Громкий лязг заставляет ее обернуться и увидеть дверь из металлических прутьев, которая теперь блокирует выход. Запирая ее внутри.

Она шипит, кружась в вихре черных волос, крови и ярости, оценивая множество солдат, выстроившихся вдоль стены пещеры ― плечо к плечу, в красных шлемах, скрывающих их лица, и с мечами, пристегнутыми к бедрам. Ловушка.

Арена для боя.

Некоторые из них поют шипящие мелодии, языки пламени вырываются из защищенных стихиями щитов и горящих факелов.

Они направлены прямо на нее.

С язвительной усмешкой Иная запевает удушающую мелодию Клод.

― Glei te ah no veirie. Ata nei del te nahh. Mele, Clode. Mele!

Языки пламени исчезают, большинство зажженных факелов гаснут, наполняя пещеру блаженным мраком.

Многие солдаты падают на колени, хватаясь руками за горло.

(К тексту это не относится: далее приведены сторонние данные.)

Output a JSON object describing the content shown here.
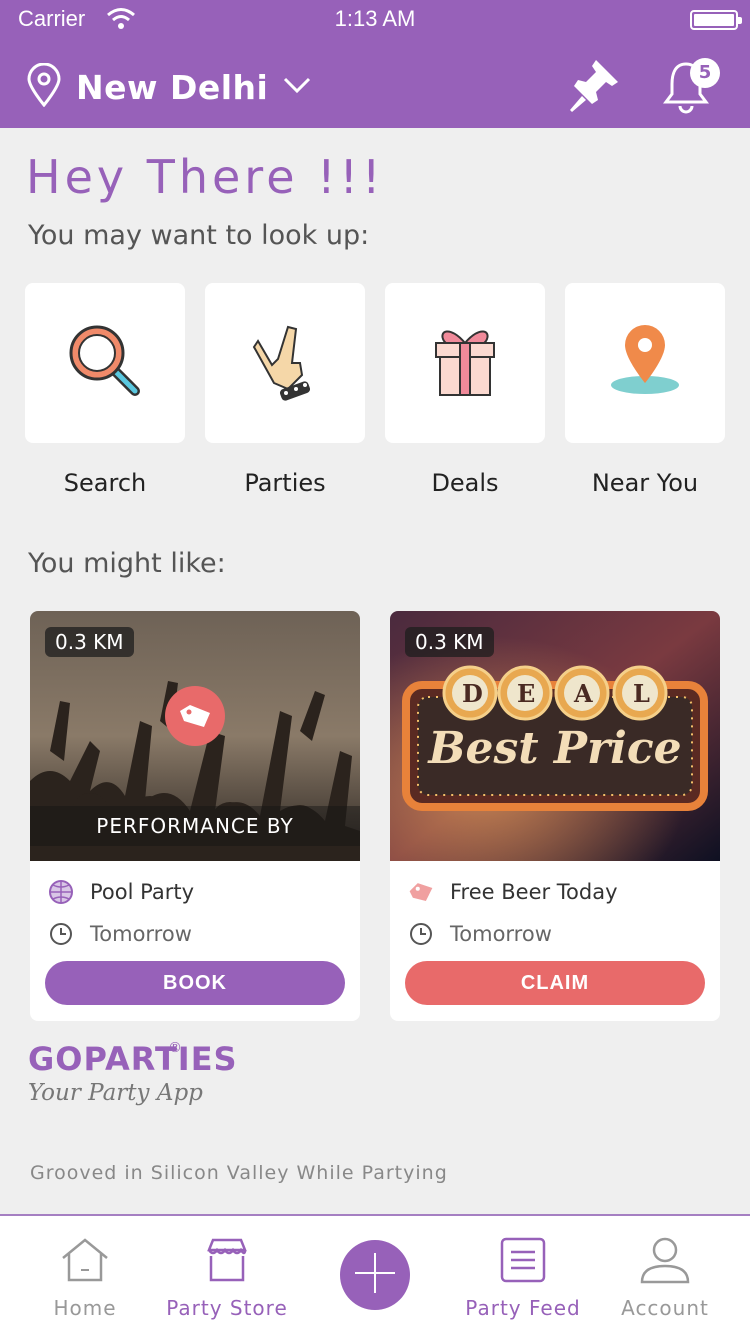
{
  "status_bar": {
    "carrier": "Carrier",
    "time": "1:13 AM"
  },
  "header": {
    "city": "New Delhi",
    "notification_count": "5"
  },
  "greeting": {
    "title": "Hey There !!!",
    "subtitle": "You may want to look up:"
  },
  "quick_links": [
    {
      "label": "Search",
      "icon": "magnifier-icon"
    },
    {
      "label": "Parties",
      "icon": "rock-hand-icon"
    },
    {
      "label": "Deals",
      "icon": "gift-icon"
    },
    {
      "label": "Near You",
      "icon": "map-pin-icon"
    }
  ],
  "recommend_title": "You might like:",
  "cards": [
    {
      "distance": "0.3 KM",
      "overlay": "PERFORMANCE BY",
      "name": "Pool Party",
      "when": "Tomorrow",
      "action": "BOOK",
      "action_color": "#9761b9"
    },
    {
      "distance": "0.3 KM",
      "name": "Free Beer Today",
      "when": "Tomorrow",
      "action": "CLAIM",
      "action_color": "#e86a6a",
      "sign_letters": [
        "D",
        "E",
        "A",
        "L"
      ],
      "sign_text": "Best Price"
    }
  ],
  "brand": {
    "name": "GOPARTIES",
    "reg": "®",
    "tagline": "Your Party App",
    "footer": "Grooved in Silicon Valley While Partying"
  },
  "tabs": [
    {
      "label": "Home",
      "active": false
    },
    {
      "label": "Party Store",
      "active": true
    },
    {
      "label": "Party Feed",
      "active": true
    },
    {
      "label": "Account",
      "active": false
    }
  ],
  "colors": {
    "primary": "#9761b9",
    "accent": "#e86a6a",
    "background": "#efefef"
  }
}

Иная бросается на одного из тех, что заманили ее сюда, и вонзает клинок в щель в его доспехах. Его внутренности вываливаются из окровавленной раны, и она в мгновение ока оказывается рядом со следующим, обхватывая его голову и поворачивая ее в сторону. Его шея ломается с приятным треском, и он падает на землю у ее ног.

Когда она смотрит на оставшихся противников, из ее горла вырывается низкий рык. Как будто она только что вытащила острый камень из своего нутра.

― Vobanth!

Пещера содрогается от ответа Булдера ― извилистая расщелина рассекает землю, зияя, как кривая пасть какого-то огромного зверя.

Солдаты кричат, вытягивают руки, чтобы ухватиться за грубую стену, некоторые падают в зияющую бездну и перемалываются движущимся камнем под звуки ломающихся костей и лопающихся черепов.

Кровь и мозговое вещество брызжут из грохочущей пасти, пока она пережевывает их.

Солдаты пошатываются, переглядываясь между собой, в воздухе витает запах мочи, когда они, кажется, осознают, что оказались в одной клетке с монстром. Свирепым, могущественным монстром, у которого на мочке уха должны висеть две бусины, вместо вырезанного клипа пустой.

Если бы они знали, что она умеет правильно произносить лишь несколько слов Булдера, возможно, они не были бы так напуганы. Но даже так Иная наслаждается страхом в их глазах, а резкая улыбка превращает ее забрызганное кровью лицо в нечто восставшее из глубин кровавого ужаса.

Такие ничтожные противники.

Она сокрушит их всех, а затем искупается в их крови, прежде чем вырвется из этой клетки и начнет охоту на Рекка, который задохнется в зловонии своих павших собратьев.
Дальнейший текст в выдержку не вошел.